Dissanayake emerged as the frontrunner early on Sunday, winning 42 per cent of the votes when they were first counted. The ballot went to a second count between the top two contenders — him and Premadasa — because of rules that allow voters to give second and third choices. These are taken into account if the top candidate’s support is under 50 per cent.

After the second count, Dissanayake emerged as the clear winner, with a final tally of 5,740,179 votes and Premadasa on 4,530,902. 

Turnout — Sri Lanka’s first election since its 2022 economic meltdown and debt default — was 79 per cent, down slightly from 83 per cent in the last presidential election in 2019.

Harini Amarasuriya, a politician from Dissanayake’s National People’s Power (NPP) coalition, said the victory was “a vote against the traditional elite politics that was part of our culture” and had capitalised on frustration among voters over the corruption of the dynasts who have for decades taken turns ruling Sri Lanka.

“This is not just a transfer of power from one party to another,” she told the Financial Times. “It’s a real shift in power dynamics.”

The NPP would call for the dissolution of parliament and the holding of a new election “as soon as it’s constitutionally possible”, she added.

Dissanayake has pledged to continue with the IMF agreement, but alter some rigid conditions to grant more relief to the country’s 23mn people, about a quarter of whom are in poverty after two years of crisis and austerity. 

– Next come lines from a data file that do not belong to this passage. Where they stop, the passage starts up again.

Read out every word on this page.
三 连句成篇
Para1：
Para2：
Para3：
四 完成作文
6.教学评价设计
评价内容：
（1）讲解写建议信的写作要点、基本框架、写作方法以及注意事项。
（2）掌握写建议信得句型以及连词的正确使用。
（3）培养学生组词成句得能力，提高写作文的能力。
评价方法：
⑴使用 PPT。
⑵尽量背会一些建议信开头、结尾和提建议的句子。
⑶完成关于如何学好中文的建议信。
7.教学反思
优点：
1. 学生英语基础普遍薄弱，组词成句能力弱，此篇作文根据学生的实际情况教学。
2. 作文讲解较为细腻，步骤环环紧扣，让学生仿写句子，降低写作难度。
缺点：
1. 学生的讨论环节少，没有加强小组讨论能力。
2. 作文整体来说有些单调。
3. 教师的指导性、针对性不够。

In its manifesto the NPP called for a renegotiation of the IMF deal to make it “more palatable and strengthened”, with more focus on the poor. The group also wants to keep interest payments “at a bearable level” and has called for a detailed debt audit on foreign loans already taken out and for legal action against anyone who has “misappropriated” such loans.

Wickeremsinghe’s government said last week it had reached a draft agreement with holders of its $12.5bn defaulted bonds that “almost completes” the restructuring, but would still require a formal sign-off from the IMF and creditors.

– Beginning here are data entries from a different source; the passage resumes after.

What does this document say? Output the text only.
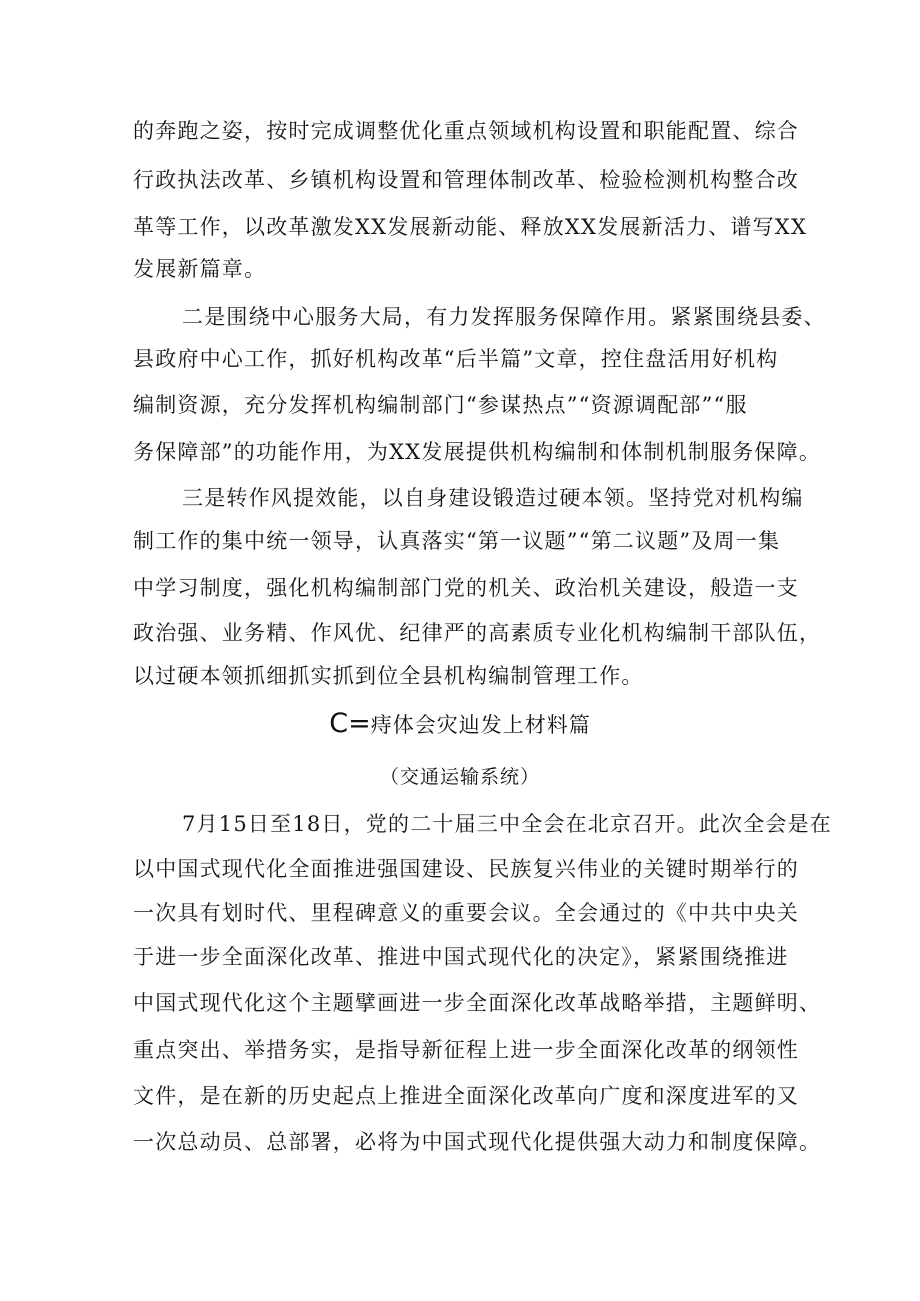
的奔跑之姿，按时完成调整优化重点领域机构设置和职能配置、综合
行政执法改革、乡镇机构设置和管理体制改革、检验检测机构整合改
革等工作，以改革激发XX发展新动能、释放XX发展新活力、谱写XX
发展新篇章。
二是围绕中心服务大局，有力发挥服务保障作用。紧紧围绕县委、
县政府中心工作，抓好机构改革“后半篇”文章，控住盘活用好机构
编制资源，充分发挥机构编制部门“参谋热点”“资源调配部”“服
务保障部”的功能作用，为XX发展提供机构编制和体制机制服务保障。
三是转作风提效能，以自身建设锻造过硬本领。坚持党对机构编
制工作的集中统一领导，认真落实“第一议题”“第二议题”及周一集
中学习制度，强化机构编制部门党的机关、政治机关建设，般造一支
政治强、业务精、作风优、纪律严的高素质专业化机构编制干部队伍，
以过硬本领抓细抓实抓到位全县机构编制管理工作。
C=痔体会灾辿发上材料篇
（交通运输系统）
7月15日至18日，党的二十届三中全会在北京召开。此次全会是在
以中国式现代化全面推进强国建设、民族复兴伟业的关键时期举行的
一次具有划时代、里程碑意义的重要会议。全会通过的《中共中央关
于进一步全面深化改革、推进中国式现代化的决定》，紧紧围绕推进
中国式现代化这个主题擘画进一步全面深化改革战略举措，主题鲜明、
重点突出、举措务实，是指导新征程上进一步全面深化改革的纲领性
文件，是在新的历史起点上推进全面深化改革向广度和深度进军的又
一次总动员、总部署，必将为中国式现代化提供强大动力和制度保障。
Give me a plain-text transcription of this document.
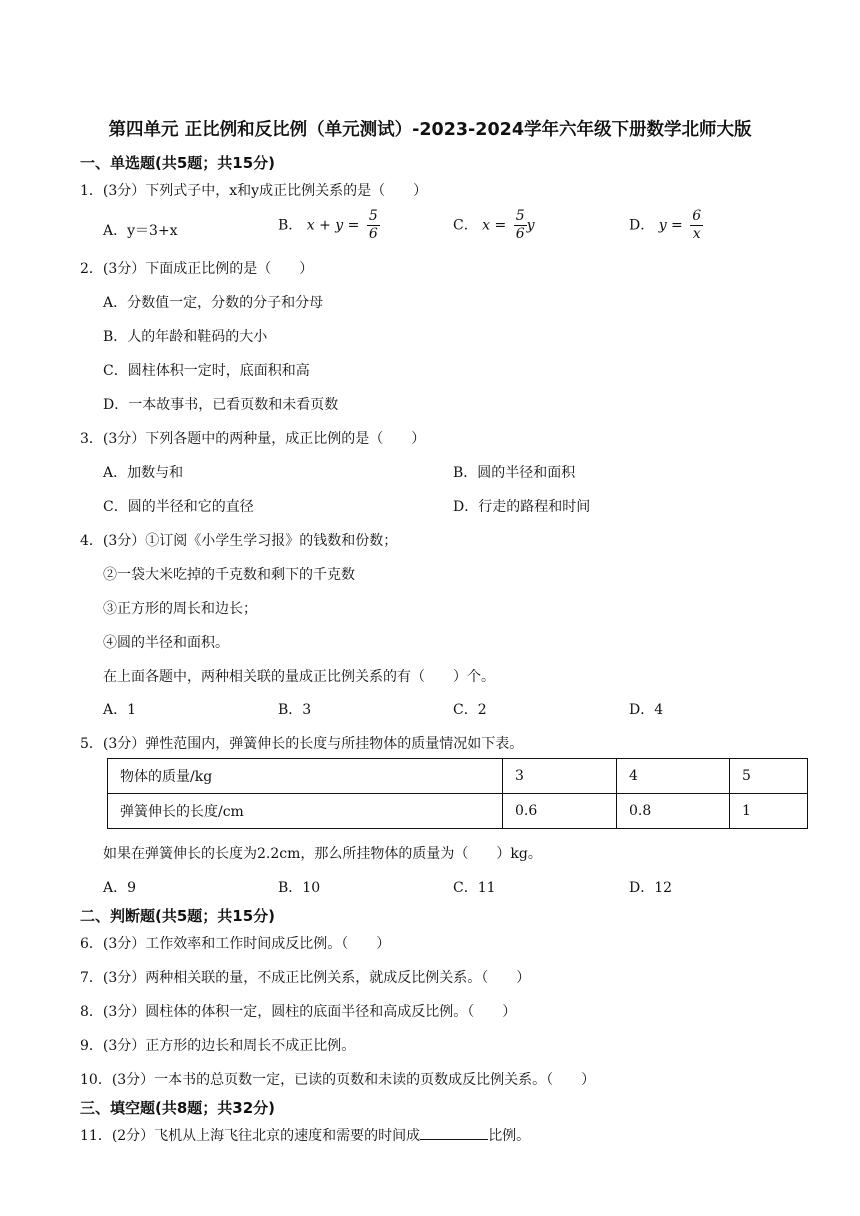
第四单元 正比例和反比例（单元测试）-2023-2024学年六年级下册数学北师大版
一、单选题(共5题；共15分)
1．(3分）下列式子中，x和y成正比例关系的是（　　）
A．y＝3+x	B． $x + y = \frac{5}{6}$	C． $x = \frac{5}{6}$ y	D． $y = \frac{6}{x}$
2．(3分）下面成正比例的是（　　）
A．分数值一定，分数的分子和分母
B．人的年龄和鞋码的大小
C．圆柱体积一定时，底面积和高
D．一本故事书，已看页数和未看页数
3．(3分）下列各题中的两种量，成正比例的是（　　）
A．加数与和	B．圆的半径和面积
C．圆的半径和它的直径	D．行走的路程和时间
4．(3分）①订阅《小学生学习报》的钱数和份数；
②一袋大米吃掉的千克数和剩下的千克数
③正方形的周长和边长；
④圆的半径和面积。
在上面各题中，两种相关联的量成正比例关系的有（　　）个。
A．1	B．3	C．2	D．4
5．(3分）弹性范围内，弹簧伸长的长度与所挂物体的质量情况如下表。
物体的质量/kg	3	4	5
弹簧伸长的长度/cm	0.6	0.8	1
如果在弹簧伸长的长度为2.2cm，那么所挂物体的质量为（　　）kg。
A．9	B．10	C．11	D．12
二、判断题(共5题；共15分)
6．(3分）工作效率和工作时间成反比例。（　　）
7．(3分）两种相关联的量，不成正比例关系，就成反比例关系。（　　）
8．(3分）圆柱体的体积一定，圆柱的底面半径和高成反比例。（　　）
9．(3分）正方形的边长和周长不成正比例。
10．(3分）一本书的总页数一定，已读的页数和未读的页数成反比例关系。（　　）
三、填空题(共8题；共32分)
11．(2分）飞机从上海飞往北京的速度和需要的时间成	比例。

Analysts said the outcome was a stunning result for a bloc with just three MPs in a parliament dominated by parties supported by legacy elites, including the Rajapaksa family. The former president fled in 2022 after the debt default and mass protests over a payments crisis that caused fuel shortages and power cuts.  

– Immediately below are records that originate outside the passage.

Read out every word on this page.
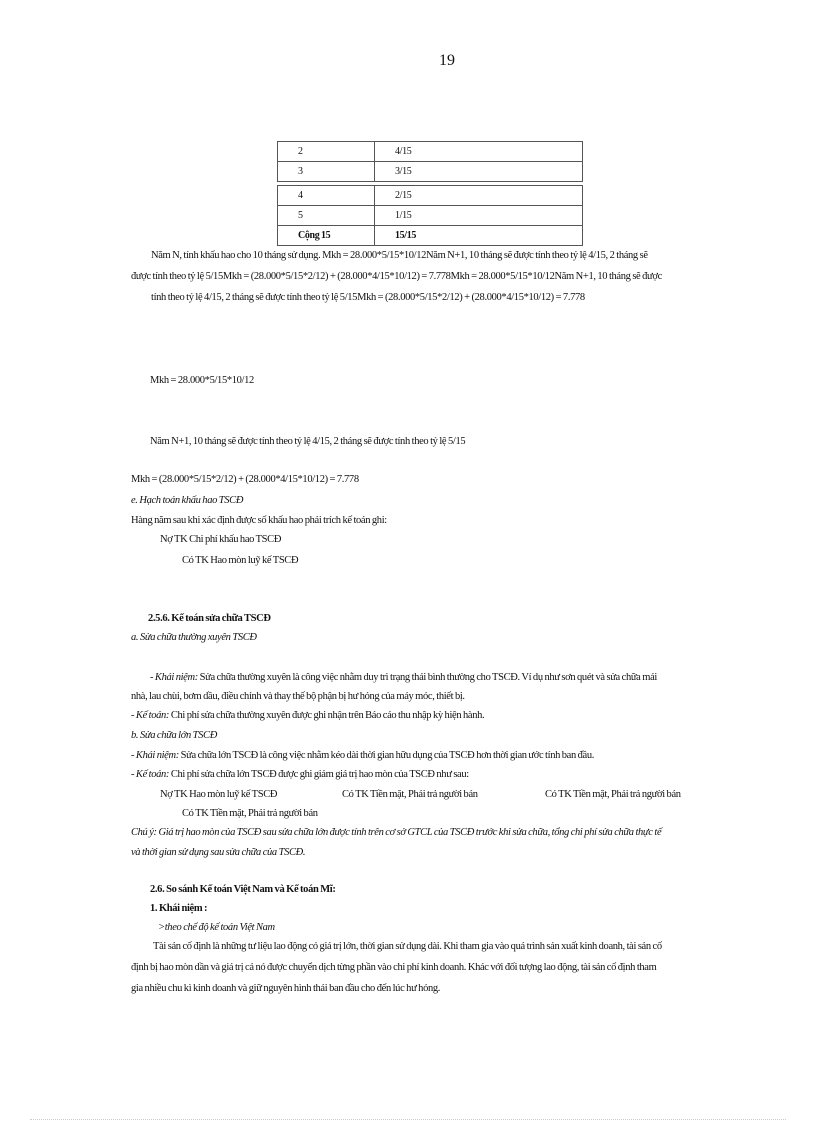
19
2	4/15
3	3/15
4	2/15
5	1/15
Cộng 15	15/15
Năm N, tính khấu hao cho 10 tháng sử dụng. Mkh = 28.000*5/15*10/12Năm N+1, 10 tháng sẽ được tính theo tỷ lệ 4/15, 2 tháng sẽ
được tính theo tỷ lệ 5/15Mkh = (28.000*5/15*2/12) + (28.000*4/15*10/12) = 7.778Mkh = 28.000*5/15*10/12Năm N+1, 10 tháng sẽ được
tính theo tỷ lệ 4/15, 2 tháng sẽ được tính theo tỷ lệ 5/15Mkh = (28.000*5/15*2/12) + (28.000*4/15*10/12) = 7.778
Mkh = 28.000*5/15*10/12
Năm N+1, 10 tháng sẽ được tính theo tỷ lệ 4/15, 2 tháng sẽ được tính theo tỷ lệ 5/15
Mkh = (28.000*5/15*2/12) + (28.000*4/15*10/12) = 7.778
e. Hạch toán khấu hao TSCĐ
Hàng năm sau khi xác định được số khấu hao phải trích kế toán ghi:
Nợ TK Chi phí khấu hao TSCĐ
Có TK Hao mòn luỹ kế TSCĐ
2.5.6. Kế toán sửa chữa TSCĐ
a. Sửa chữa thường xuyên TSCĐ
- Khái niệm: Sửa chữa thường xuyên là công việc nhằm duy trì trạng thái bình thường cho TSCĐ. Ví dụ như sơn quét và sửa chữa mái
nhà, lau chùi, bơm dầu, điều chỉnh và thay thế bộ phận bị hư hỏng của máy móc, thiết bị.
- Kế toán: Chi phí sửa chữa thường xuyên được ghi nhận trên Báo cáo thu nhập kỳ hiện hành.
b. Sửa chữa lớn TSCĐ
- Khái niệm: Sửa chữa lớn TSCĐ là công việc nhằm kéo dài thời gian hữu dụng của TSCĐ hơn thời gian ước tính ban đầu.
- Kế toán: Chi phí sửa chữa lớn TSCĐ được ghi giảm giá trị hao mòn của TSCĐ như sau:
Nợ TK Hao mòn luỹ kế TSCĐ	Có TK Tiền mặt, Phải trả người bán	Có TK Tiền mặt, Phải trả người bán
Có TK Tiền mặt, Phải trả người bán
Chú ý: Giá trị hao mòn của TSCĐ sau sửa chữa lớn được tính trên cơ sở GTCL của TSCĐ trước khi sửa chữa, tổng chi phí sửa chữa thực tế
và thời gian sử dụng sau sửa chữa của TSCĐ.
2.6. So sánh Kế toán Việt Nam và Kế toán Mĩ:
1. Khái niệm :
>theo chế độ kế toán Việt Nam
Tài sản cố định là những tư liệu lao động có giá trị lớn, thời gian sử dụng dài. Khi tham gia vào quá trình sản xuất kinh doanh, tài sản cố
định bị hao mòn dần và giá trị cả nó được chuyển dịch từng phần vào chi phí kinh doanh. Khác với đối tượng lao động, tài sản cố định tham
gia nhiều chu kì kinh doanh và giữ nguyên hình thái ban đầu cho đến lúc hư hỏng.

“AKD benefited by a swing of all the votes of the Rajapaksa party toward him,” said commentator Kusal Perera.

In his campaign, Dissanayake vowed to end corruption and rid public life of scandal, while slashing the privileges of the ruling class such as generous pensions and car permits. He also pledged to reopen all rights cases involving the Rajapaksa regime. 

The NPP has promised to abide by the IMF agreement, but analysts said the victory of a party with its roots in Marxism-Leninism marked a big political realignment. Dissanayake’s People’s Liberation Front or JVP, the founder party of what is now the NPP, began as a Marxist-Leninist party in 1965 and served in a coalition government in 2004-2005, but has never held power on its own.

The JVP has the former Soviet Union’s hammer and sickle as its logo and its headquarters building in the capital Colombo features a display case showing gifts and mementos from figures such as Vladimir Lenin, Mao Zedong and Ho Chi Minh.

An official portrait of Dissanayake shows him grinning and wearing a black beret reminiscent of the Cuban Revolution figure Che Guevara.